Syncing Files Resets Status to Initial

#1

Both FileSourceCollection.get('CanonicalName').sync and SourceFile.syncAll(fsc.rootUrl()) are resetting the status of the SourceFile to initial, causing files to get re-processed repeatedly.
This appears to have started with 7.8.8.

Our current process:
Files are placed in the Azure blob by an external tool. A cron job periodically does a SourceFile.syncAll(), passing in the FileSourceCollection’s rootUrl, in order to create the SourceFile records. A second cron job then periodically fetches SourceFile records that are initial, updates their contentType (the external tool is not able to set that), syncs them, and processes them.

That used to work fine, but now old files keep getting reset back to initial, so they keep getting re-processed. Is this expected behavior, or is there a better way of doing this?

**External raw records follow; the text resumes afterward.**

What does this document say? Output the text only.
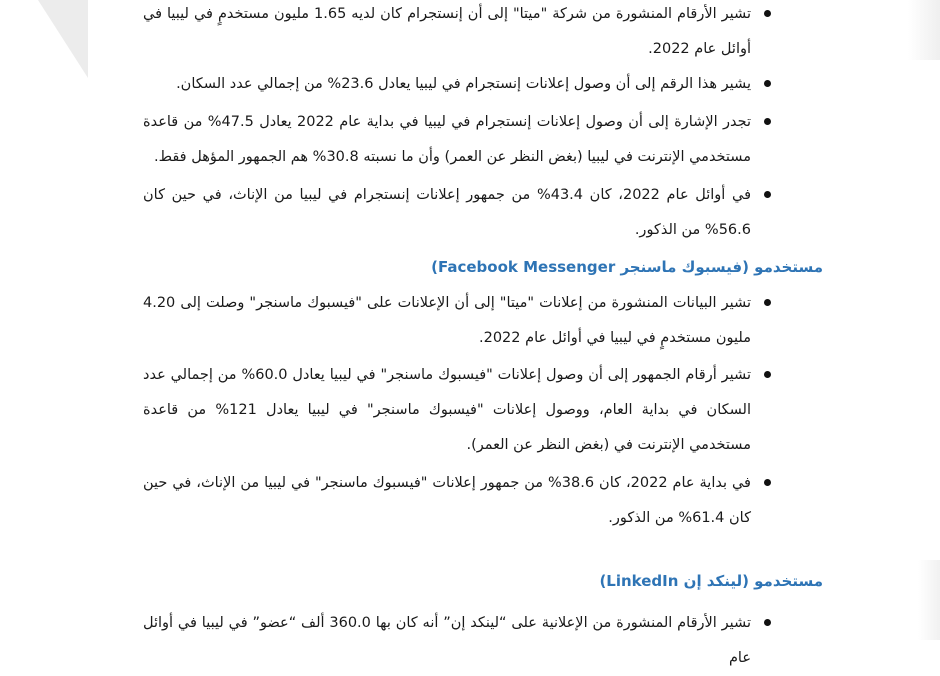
تشير الأرقام المنشورة من شركة "ميتا" إلى أن إنستجرام كان لديه 1.65 مليون مستخدمٍ في ليبيا في أوائل عام 2022.
يشير هذا الرقم إلى أن وصول إعلانات إنستجرام في ليبيا يعادل 23.6% من إجمالي عدد السكان.
تجدر الإشارة إلى أن وصول إعلانات إنستجرام في ليبيا في بداية عام 2022 يعادل 47.5% من قاعدة مستخدمي الإنترنت في ليبيا (بغض النظر عن العمر) وأن ما نسبته 30.8% هم الجمهور المؤهل فقط.
في أوائل عام 2022، كان 43.4% من جمهور إعلانات إنستجرام في ليبيا من الإناث، في حين كان 56.6% من الذكور.
مستخدمو (فيسبوك ماسنجر Facebook Messenger)
تشير البيانات المنشورة من إعلانات "ميتا" إلى أن الإعلانات على "فيسبوك ماسنجر" وصلت إلى 4.20 مليون مستخدمٍ في ليبيا في أوائل عام 2022.
تشير أرقام الجمهور إلى أن وصول إعلانات "فيسبوك ماسنجر" في ليبيا يعادل 60.0% من إجمالي عدد السكان في بداية العام، ووصول إعلانات "فيسبوك ماسنجر" في ليبيا يعادل 121% من قاعدة مستخدمي الإنترنت في (بغض النظر عن العمر).
في بداية عام 2022، كان 38.6% من جمهور إعلانات "فيسبوك ماسنجر" في ليبيا من الإناث، في حين كان 61.4% من الذكور.
مستخدمو (لينكد إن LinkedIn)
تشير الأرقام المنشورة من الإعلانية على “لينكد إن” أنه كان بها 360.0 ألف “عضو” في ليبيا في أوائل عام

Some other notes from experimenting:
If the file in the Azure blob has a contentType set (either manually in Azure, or via a different external tool that can set it properly, or via a previous File api call to set it), then both FileSourceCollection.sync and SourceFile.syncAll wipe out that contentType information from the SourceFile record. However, a SourceFile.syncFile retains/restores the contentType information (with the downside of needing to know the specific file name).
Using SourceFile.syncFile does not appear to reset it back to initial like the other methods do.

My current thought is to switch to doing a FileSourceCollection.listFiles and then calling SourceFile.syncFile for each file, as that appears to be the only sync method that does not wipe out / reset information for existing files. Is this the correct way of doing things?

0 Likes

#2

@mjlovell This is not expected behavior. syncAll/sync is always going to update files in SourceFile if any of the metadata of the file in the source has changed, eg. contentType, lastModifiedDate, contentEncoding.

Could be a bug, can you create a ticket, with the environment and an example of files with which we can reproduce it? Thanks.

0 Likes